For both Monique and I, we are torn about camp’s relationship to social media. We see that social media has deep flaws, and the potential to do great harm to young people. And yet, we see the beneficial role social media and other digital platforms play in maintaining the ties that bind our community members to each other. We hear the stories from parents of camp friends separated by time zones and vast distances able to keep up daily conversations, we see photos of friends from multiple cities or even countries meeting up to spend time together.
And this helps point us to how we can resolve the disparity between what we understand and observe with rampant use of social media, constant Internet connections and problematic device use; and the community building power that these technological innovations have enabled. How does a camp that proudly creates a device free environment reconcile the use of social media and electronic communications for marketing?
By understanding that technology is a tool. By taking the time to be intentional. By understanding the costs that come with the benefits, and making an informed decision as to how to balance those costs. And hopefully, we can achieve a balance that models for our campers (and our staff) that it is worth our while to do the work needed to ensure we are controlling the technology, not vice versa.

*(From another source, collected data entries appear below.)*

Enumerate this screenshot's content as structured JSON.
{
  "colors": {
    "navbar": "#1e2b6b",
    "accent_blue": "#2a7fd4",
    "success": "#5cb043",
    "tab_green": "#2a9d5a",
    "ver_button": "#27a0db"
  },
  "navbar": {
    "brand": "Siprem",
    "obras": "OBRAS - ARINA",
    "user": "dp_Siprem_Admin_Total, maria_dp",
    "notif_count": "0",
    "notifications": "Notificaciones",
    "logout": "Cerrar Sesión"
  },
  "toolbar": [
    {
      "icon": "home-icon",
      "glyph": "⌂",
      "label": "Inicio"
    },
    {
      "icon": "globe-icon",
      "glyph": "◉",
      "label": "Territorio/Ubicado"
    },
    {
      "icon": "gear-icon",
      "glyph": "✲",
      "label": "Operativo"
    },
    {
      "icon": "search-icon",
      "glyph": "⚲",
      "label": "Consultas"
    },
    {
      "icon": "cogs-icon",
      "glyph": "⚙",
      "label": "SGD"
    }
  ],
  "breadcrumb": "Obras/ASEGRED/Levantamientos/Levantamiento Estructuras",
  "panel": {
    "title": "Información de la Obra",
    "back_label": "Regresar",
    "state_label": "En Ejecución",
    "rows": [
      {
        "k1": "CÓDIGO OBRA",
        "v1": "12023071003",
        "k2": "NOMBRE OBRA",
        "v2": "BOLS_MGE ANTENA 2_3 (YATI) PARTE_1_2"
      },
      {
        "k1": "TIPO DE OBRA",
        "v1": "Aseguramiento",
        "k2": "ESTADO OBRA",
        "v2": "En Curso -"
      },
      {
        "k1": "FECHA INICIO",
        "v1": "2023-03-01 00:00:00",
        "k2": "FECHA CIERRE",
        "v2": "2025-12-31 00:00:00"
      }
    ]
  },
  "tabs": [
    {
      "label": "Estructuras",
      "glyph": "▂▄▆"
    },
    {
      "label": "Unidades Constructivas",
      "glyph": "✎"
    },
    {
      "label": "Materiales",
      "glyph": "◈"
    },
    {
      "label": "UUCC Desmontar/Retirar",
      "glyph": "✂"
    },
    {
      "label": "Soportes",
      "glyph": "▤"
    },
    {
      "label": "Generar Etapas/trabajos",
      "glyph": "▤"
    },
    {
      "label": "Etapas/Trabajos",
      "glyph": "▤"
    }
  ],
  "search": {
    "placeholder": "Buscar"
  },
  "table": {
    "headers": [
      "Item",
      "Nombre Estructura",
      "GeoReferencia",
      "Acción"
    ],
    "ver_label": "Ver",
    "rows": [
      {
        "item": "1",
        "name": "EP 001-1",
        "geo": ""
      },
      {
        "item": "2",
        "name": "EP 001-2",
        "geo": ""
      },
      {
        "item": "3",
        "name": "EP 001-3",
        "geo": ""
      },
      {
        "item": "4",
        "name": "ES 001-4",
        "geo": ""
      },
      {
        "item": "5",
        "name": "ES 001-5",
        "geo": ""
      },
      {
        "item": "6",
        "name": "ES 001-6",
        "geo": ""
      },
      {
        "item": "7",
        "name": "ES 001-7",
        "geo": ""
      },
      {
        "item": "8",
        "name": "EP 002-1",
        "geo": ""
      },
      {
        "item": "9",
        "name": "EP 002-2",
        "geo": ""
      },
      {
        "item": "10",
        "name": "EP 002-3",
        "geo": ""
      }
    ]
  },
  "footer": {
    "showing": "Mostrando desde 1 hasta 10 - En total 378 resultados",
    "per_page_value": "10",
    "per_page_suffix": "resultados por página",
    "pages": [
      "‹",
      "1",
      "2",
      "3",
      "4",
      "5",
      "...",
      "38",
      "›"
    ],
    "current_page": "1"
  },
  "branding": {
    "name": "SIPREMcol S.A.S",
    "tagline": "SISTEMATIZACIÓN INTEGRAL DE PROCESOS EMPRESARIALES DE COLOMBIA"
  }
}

A final point – we strongly believe that some of the best value a summer at camp holds is in the lived experience it provides campers. In this case, the lived experience of being tech free, for a few weeks at least. When campers feel relieved of the burden to be checking a phone, feel free to risk failure knowing that failure won’t show up on Instagram, feel mentally and emotionally up to speed after a full day of sunshine and a full night sleep – they are gaining a boat-load of lived experience being tech free. These campers are then equipped to make an informed decision about their post camp tech use. They know what the alternatives are and are free to choose them.
At MTC we are realistic. We know technology brings with a raft of benefits, and that it is not going away. We also know it is problematic, as is any powerful innovation, if not handled deliberately, intentionally, and with full knowledge of the pros and cons. We see our role as providing one of the few remaining spaces in which campers and staff can gain the experience they need to make the choice that works best for them.